The Fort Bend County Office of Emergency Management is trying to clarify a mandatory evacuation order issued overnight for several subdivisions in the Barker reservoir area.
The order caused lots of confusion among residents in the area because some of the neighborhoods it included were completely dry and officials had even said the water wasn't expected to go any higher.
The agency's spokesperson said they primarily issued the mandatory evacuation in order to make sure people with already flooded homes wouldn't try to return home quite yet.
LIST: Evacuation shelters
"It's just not safe to go back there yet," Alan Spears said.
While that might've been the agency's goal, it led to plenty of confusion especially because the order came down in the middle of the night.
The pool elevation of Barker is not increasing, it has actually fallen slightly overnight...no additional house flooding is expected #houwx— Jeff Lindner (@JeffLindner1) August 31, 2017
Spears said they hope to get an updated evacuation map online within the next hour so residents will truly know if they should evacuate.
The areas now under mandatory evacuation includes:
CANYON GATE – all sections
CINCO RANCH – following sections: Bayou Park Estates, Cinco Forest, Equestrian Village, Fountain View, Greenway Village, Institutional Core, Southpark Meadow Place, North Lake Village, Plaza Subdivision, West Section 7, Willow Fork
GRAND LAKES – all sections
KELLIWOOD – following sections: Courts, Fairways, Greens, Links, Park, Pointe Terrace
WILLOW FORK – Greens, Section 1
There is an interactive map on the Fort Bend County OEM website where citizens can type their address and see if they are in a mandatory evacuation area.
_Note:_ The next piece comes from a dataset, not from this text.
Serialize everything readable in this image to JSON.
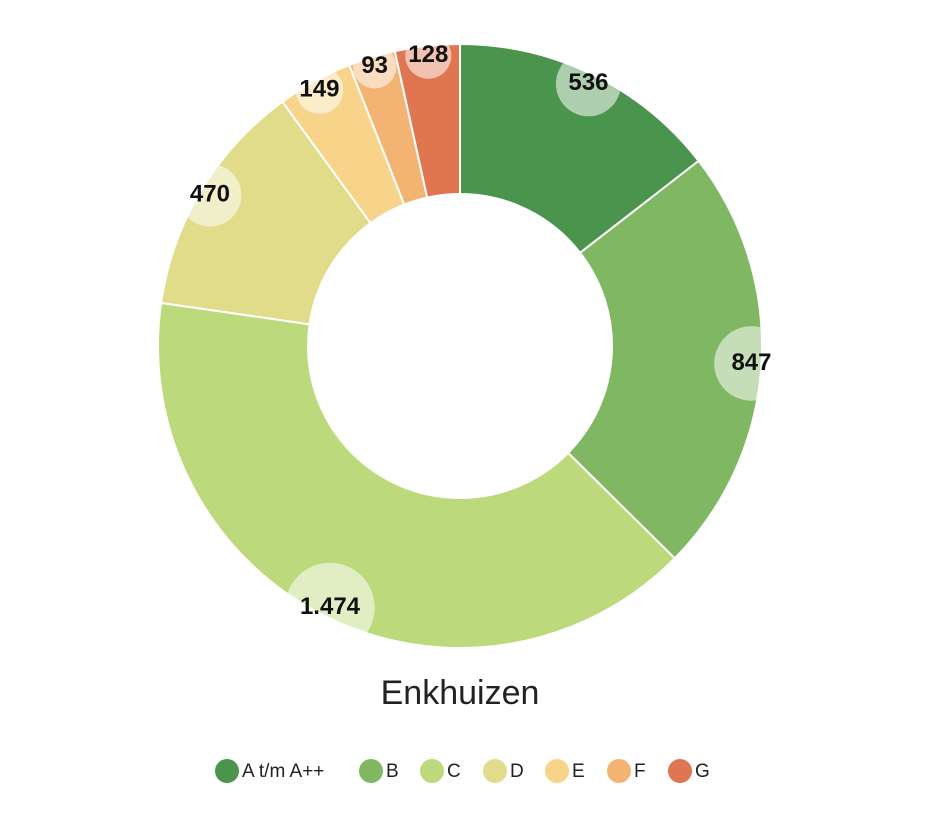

If you are a resident in the evacuation zones and you do not have transportation or a place to go you should call Fort Bend Office of Emergency Management at 281-342-6185 and request assistance with the evacuation.
The U.S. Army Corp of Engineers is currently forecasting a record pool elevation level in the Barker Reservoir several feet above the levels in the Tax Day flood of 2016.